Lors d’un débat organisé par Pharmaceutiques, les syndicats officinaux ont évoqué les points forts de la loi de financement de la Sécurité sociale (LFSS) 2026, mais ont aussi débattu de l’avenir de l’officine, notamment de la réforme de l’économie officinale en cours. Philippe Besset livre les premiers enseignements transmis aux organisations professionnelles du rapport conjoint de l’Inspection générale des affaires sociales et de l’Inspection générale des finances chargé d’établir un diagnostic complet du modèle de rémunération, de la rentabilité des officines et de la soutenabilité du maillage. « Les rapporteurs ont constaté une perte de 25 % de pouvoir d’achat du pharmacien titulaire entre 2016 et 2025. » Une érosion installée, alimentée à la fois par les baisses de prix successives, la transformation de la structure de marge et l’augmentation continue des charges d’exploitation.

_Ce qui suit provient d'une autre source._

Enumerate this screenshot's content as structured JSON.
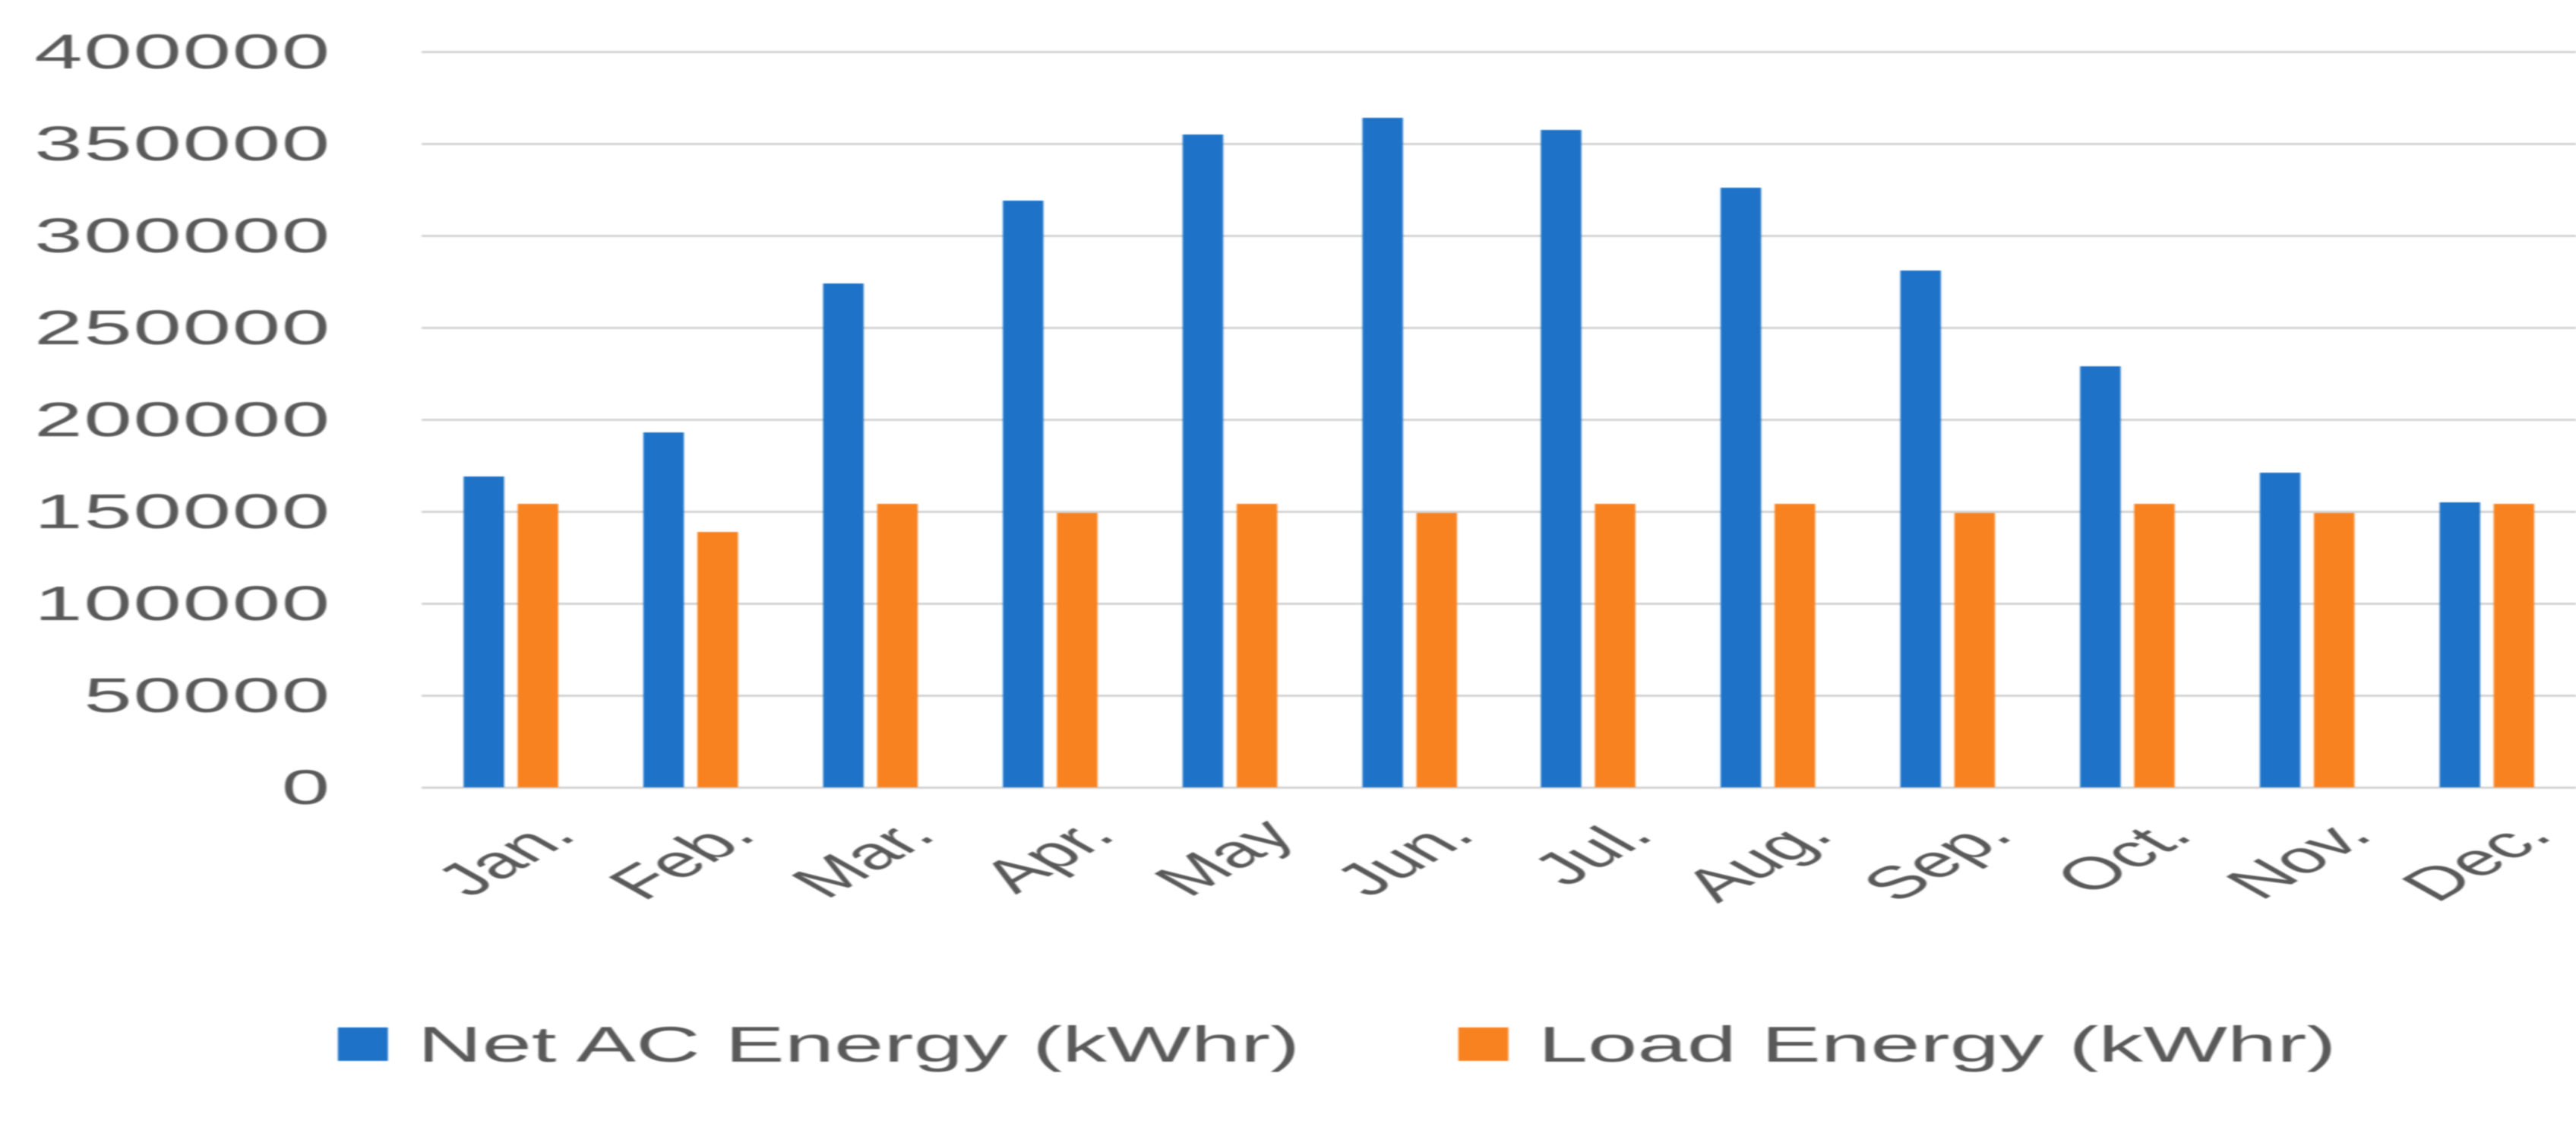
{
  "chart_data": {
    "type": "bar",
    "title": "",
    "xlabel": "",
    "ylabel": "",
    "categories": [
      "Jan.",
      "Feb.",
      "Mar.",
      "Apr.",
      "May",
      "Jun.",
      "Jul.",
      "Aug.",
      "Sep.",
      "Oct.",
      "Nov.",
      "Dec."
    ],
    "series": [
      {
        "name": "Net AC Energy (kWhr)",
        "color": "#1E73C8",
        "values": [
          169000,
          193000,
          274000,
          319000,
          355000,
          364000,
          357500,
          326000,
          281000,
          229000,
          171000,
          155000
        ]
      },
      {
        "name": "Load Energy (kWhr)",
        "color": "#F88220",
        "values": [
          154000,
          139000,
          154000,
          149000,
          154000,
          149000,
          154000,
          154000,
          149000,
          154000,
          149000,
          154000
        ]
      }
    ],
    "ylim": [
      0,
      400000
    ],
    "ytick_step": 50000,
    "ytick_labels": [
      "0",
      "50000",
      "100000",
      "150000",
      "200000",
      "250000",
      "300000",
      "350000",
      "400000"
    ],
    "grid": "horizontal",
    "legend_position": "bottom",
    "gridline_color": "#D4D4D4",
    "text_color": "#595959"
  }
}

Pierre-Olivier Variot résume cette tension structurelle : « On ne peut pas bâtir une croissance sur quelque chose qui nous fait déjà souffrir. » Car c’est désormais toute l’équation qui se pose aux négociations à venir : financer l’élargissement des missions, soutenir les officines les plus exposées et restaurer une rentabilité moyenne capable de stabiliser le réseau. À défaut, la transformation attendue de l’officine pourrait reposer sur un modèle économique que la décennie écoulée a déjà profondément fragilisé.
Source : le moniteur des pharmacies.
La FSPF demande un aménagement de la taxe sur les surfaces commerciales applicable à certaines pharmacies
Certaines officines paient une taxe pensée pour les grandes surfaces. La FSPF veut changer cela.
Les pharmacies de plus de 400 m², ouvertes après 1960 et réalisant un chiffre d’affaires annuel supérieur à 460 000 euros HT, sont assujetties à la TASCOM (taxe sur les surfaces commerciales). Une taxe qui peut atteindre plusieurs dizaines de milliers d’euros par an. Le problème : cette taxe traite l’officine comme n’importe quel commerce de détail — un hypermarché, une station-service ou un caviste. Pour la Fédération des syndicats pharmaceutiques de France (FSPF), c’est une anomalie. Une part du chiffre d’affaires des pharmacies est réalisée sans marge (médicaments remboursés à prix réglementé). La pharmacie est un lieu de santé, pas un commerce classique. Philippe Besset, président de la FSPF, a obtenu un rendez-vous avec la direction générale des finances publiques (DGFiP) pour exposer ces arguments. L’objectif : adapter le calcul de la TASCOM au secteur pharmaceutique. Le dossier est en cours. Aucune décision n’a encore été annoncée.
Source : Le Quotidien du Pharmacien.